Новенький — худой старичок, в синей полосатой пижаме богатырского размера, с широкими седыми бровями и аккуратными белыми усами — поздоровался со всеми, сел на свободную койку, отогнул кирпичного цвета одеяло и, достав откуда-то из-под мышки тугой мешочек, выложил на тумбочку нежно-розоватое сало, фиолетовые луковицы и промасленный кус хлеба.

— Проголодался, покудова шел, — объяснил он, отрезая сало и накладывая его на хлеб. — Раньше, бывало, пяток километров — тьфу и нет. А сейчас чувствуется.

— Чувствуется! — уколол новенького Семеныч, нервно подоткнув под бок одеяло. — Чего в больницу пришел, коли ноги держат?

— Ноги-то держат, да осколок старый грудям дышать не дает. Как начну утром откашливаться — кровь свищет.

— Операцию, значит, сделают, — сказал Александр

— Не-е! Операцию я не дам. Пускай подлечат немного, и все. Куда операцию! Семь десятков скоро, проживу и без операции, дотяну как-нибудь.

Он поймал взгляд Васи, улыбнулся:

— Что, малец, смотришь? Может, сальца, а? С лучиной… хочешь? Бери, не стесняйся.

— Не хочу, — мотнул головой Вася.

— Чего там — не хочу! Есть надо, а то будто с креста снятый. Светишься весь. Бери, ну!

— Ему теперь уже и сальце не поможет, — блеснул из-под одеяла мутными белками Семеныч. — Куда!

— Моложе ты меня, а все равно уже хрен, старый хрен, и все! — рассердился новенький. — Мальцу в голову не след лишь бы что вбивать.

— Как это — лишь бы что? — обиделся Семеныч. — А ты бы не вонял тут луком, и без того дышать нечем.

— Это человек воняет, а лук — он первый лекарь. Семь хвороб лечит. Так и говорится: лук — от семи недуг. Слыхал?
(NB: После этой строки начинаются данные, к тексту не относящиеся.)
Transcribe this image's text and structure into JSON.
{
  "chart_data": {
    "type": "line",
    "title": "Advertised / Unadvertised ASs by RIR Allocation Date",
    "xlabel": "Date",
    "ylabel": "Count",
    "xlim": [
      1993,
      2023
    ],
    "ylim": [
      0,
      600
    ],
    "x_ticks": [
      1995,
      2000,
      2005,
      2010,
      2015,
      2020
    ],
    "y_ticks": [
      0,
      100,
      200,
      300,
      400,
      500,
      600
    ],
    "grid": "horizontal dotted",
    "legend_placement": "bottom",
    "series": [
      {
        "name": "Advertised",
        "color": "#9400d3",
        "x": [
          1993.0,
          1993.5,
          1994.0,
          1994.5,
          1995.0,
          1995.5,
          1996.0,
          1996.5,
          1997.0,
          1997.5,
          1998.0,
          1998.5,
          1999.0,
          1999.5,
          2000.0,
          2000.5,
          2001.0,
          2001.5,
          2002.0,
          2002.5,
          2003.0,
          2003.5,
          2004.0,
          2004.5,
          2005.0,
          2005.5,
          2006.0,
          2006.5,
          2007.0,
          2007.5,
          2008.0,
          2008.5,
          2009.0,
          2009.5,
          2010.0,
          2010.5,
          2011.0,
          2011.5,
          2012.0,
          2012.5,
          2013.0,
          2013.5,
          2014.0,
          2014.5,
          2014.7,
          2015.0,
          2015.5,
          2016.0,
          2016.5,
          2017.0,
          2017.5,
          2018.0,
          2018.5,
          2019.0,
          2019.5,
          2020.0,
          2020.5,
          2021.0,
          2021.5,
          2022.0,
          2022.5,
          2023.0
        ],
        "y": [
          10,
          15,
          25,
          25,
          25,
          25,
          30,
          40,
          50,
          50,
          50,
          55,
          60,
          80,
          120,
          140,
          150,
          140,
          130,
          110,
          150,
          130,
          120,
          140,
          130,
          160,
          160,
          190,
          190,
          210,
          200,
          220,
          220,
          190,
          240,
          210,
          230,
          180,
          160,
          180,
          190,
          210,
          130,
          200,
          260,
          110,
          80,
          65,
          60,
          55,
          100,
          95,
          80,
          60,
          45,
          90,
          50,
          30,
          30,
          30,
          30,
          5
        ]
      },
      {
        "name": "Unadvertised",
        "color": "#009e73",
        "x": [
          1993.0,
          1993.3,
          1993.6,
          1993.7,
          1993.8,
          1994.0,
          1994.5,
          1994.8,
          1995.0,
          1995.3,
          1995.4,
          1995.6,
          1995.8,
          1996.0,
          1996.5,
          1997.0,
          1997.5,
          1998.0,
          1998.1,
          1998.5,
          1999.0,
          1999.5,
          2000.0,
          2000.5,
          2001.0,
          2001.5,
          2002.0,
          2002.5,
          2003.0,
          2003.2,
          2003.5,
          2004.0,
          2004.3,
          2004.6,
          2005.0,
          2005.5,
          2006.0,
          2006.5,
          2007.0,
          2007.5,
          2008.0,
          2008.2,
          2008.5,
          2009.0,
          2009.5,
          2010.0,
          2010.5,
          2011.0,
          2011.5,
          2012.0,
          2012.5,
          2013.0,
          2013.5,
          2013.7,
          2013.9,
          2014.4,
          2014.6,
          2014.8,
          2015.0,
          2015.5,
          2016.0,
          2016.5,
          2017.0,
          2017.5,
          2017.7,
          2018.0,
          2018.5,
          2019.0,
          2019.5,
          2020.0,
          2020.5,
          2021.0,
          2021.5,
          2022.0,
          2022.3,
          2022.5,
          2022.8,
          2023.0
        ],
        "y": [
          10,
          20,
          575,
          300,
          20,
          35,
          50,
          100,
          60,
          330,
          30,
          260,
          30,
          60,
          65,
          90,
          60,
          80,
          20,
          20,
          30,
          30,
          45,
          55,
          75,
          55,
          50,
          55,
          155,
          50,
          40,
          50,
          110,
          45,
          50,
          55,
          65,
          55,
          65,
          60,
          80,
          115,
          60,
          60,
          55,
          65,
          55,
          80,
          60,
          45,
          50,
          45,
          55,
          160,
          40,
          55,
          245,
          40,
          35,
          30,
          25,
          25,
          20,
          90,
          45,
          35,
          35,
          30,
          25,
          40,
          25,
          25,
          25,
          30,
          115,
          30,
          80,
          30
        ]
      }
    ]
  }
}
— Вот и лечил бы им свои хворобы! Хреном обзывает!

— Хрен ты и есть, а больше никто. А что касаемо моего недуга, то лук — он семь лечит, а у меня восьмой. Понял?
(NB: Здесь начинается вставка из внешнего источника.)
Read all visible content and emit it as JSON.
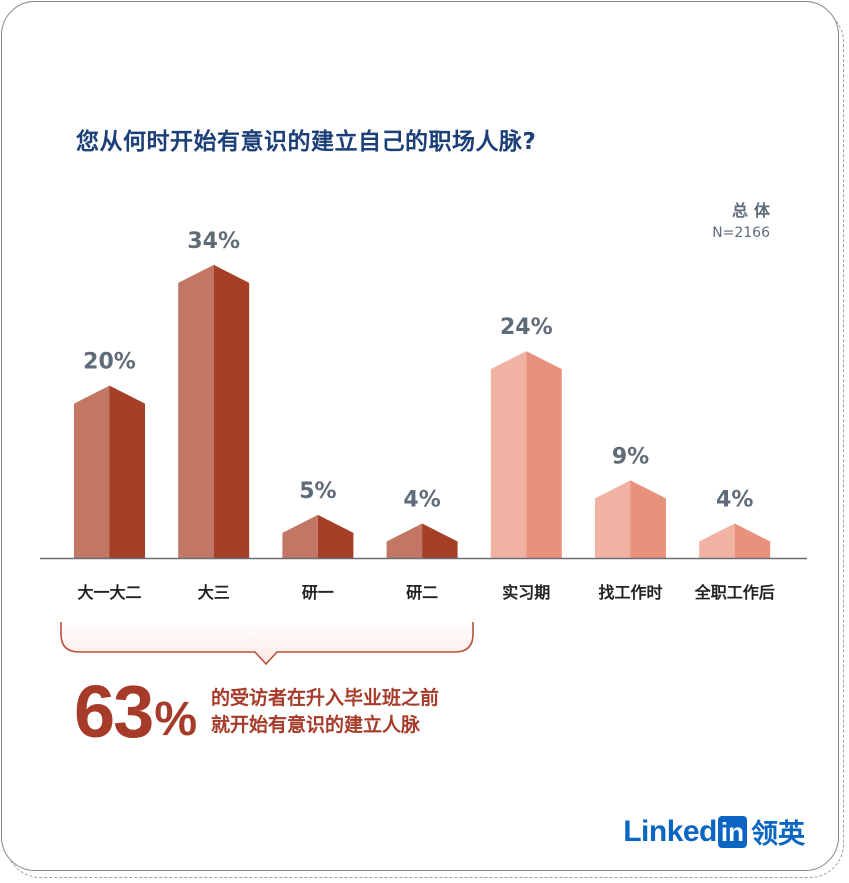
{
  "title": "您从何时开始有意识的建立自己的职场人脉?",
  "sample": {
    "group": "总体",
    "n": "N=2166"
  },
  "colors": {
    "before_light": "#c27765",
    "before_dark": "#a53f28",
    "after_light": "#f0b2a3",
    "after_dark": "#e8917c",
    "title": "#1c3f78",
    "value_label": "#5f6b78",
    "accent": "#a63b2a"
  },
  "chart_data": {
    "type": "bar",
    "categories": [
      "大一大二",
      "大三",
      "研一",
      "研二",
      "实习期",
      "找工作时",
      "全职工作后"
    ],
    "values": [
      20,
      34,
      5,
      4,
      24,
      9,
      4
    ],
    "value_labels": [
      "20%",
      "34%",
      "5%",
      "4%",
      "24%",
      "9%",
      "4%"
    ],
    "groups": [
      "before",
      "before",
      "before",
      "before",
      "after",
      "after",
      "after"
    ],
    "title": "您从何时开始有意识的建立自己的职场人脉?",
    "xlabel": "",
    "ylabel": "",
    "grid": false
  },
  "highlight": {
    "number": "63",
    "percent_sign": "%",
    "line1": "的受访者在升入毕业班之前",
    "line2": "就开始有意识的建立人脉"
  },
  "brand": {
    "word": "Linked",
    "in": "in",
    "cn": "领英"
  }
}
Ночью Вася плакал. Не от слов Семеныча, а просто за окном творилось нечто, что ощущал он всем своим естеством. Густой, белый туман плотно облепил сосну, и она уже не жаловалась, не стонала, а удовлетворенно вздыхала, и слышно было, как истомно хрустели у нее веточки, а далеко внизу, где летит, гремя, река, гулко стучат друг о друга поздние льдины и время от времени ухает вниз песок из подмытого течением берега. Что-то творилось за окном, и Вася чувствовал себя выброшенным из общего хода жизни и не нужным никому: ни Александру, который храпел рядом, ни матери, которая только один раз пришла в больницу, ни сосне, которая радуется чему-то, недоступному даже Васе Шкутьке, и уже не нуждается в его утешении… Он кулаком затыкал рот, чтобы никто не слышал его всхлипов, слезы разъедали губу, треснувшую вчера, и он облизывал ее языком, но язык был шершавым, тяжелым, и ему хотелось выбраться во двор, лизать огромные буйные капли, нависшие на мокром кусте под окном. Но он боялся разбудить кого-нибудь в палате, боялся строгой медсестры Саши, которая сегодня дежурила на посту, и потому все тянул и тянул на голову пропахшее лекарствами одеяло и поджимал под себя синеватые ноги с тусклыми желтыми пятками. Ровная жидкая тьма стояла в палате, от батареи шло горячее, неприятное, душное тепло, и Васе казалось, что умереть — это и значит вот так лежать, задыхаясь от духоты и тьмы, боясь пошевелиться и всхлипнуть, рядом с чужими, равнодушными соседями. Переставая плакать, он высовывал голову из-под одеяла и каждый раз убеждался, что рассвет еще не наступил: так же равномерно храпел Александр, так же корчился во сне Семеныч. Новенький, дед Тимофей, натужно охал, кашлял и, просыпаясь, выходил по нужде, а потом опять засыпал, и в груди его что-то всхлипывало, будто рвалось. От этого Васе было еще страшнее, и, переждав, пока дед заснет, он снова плакал под одеялом, чутко прислушиваясь к звукам, которые доносились в неплотно закрытую форточку.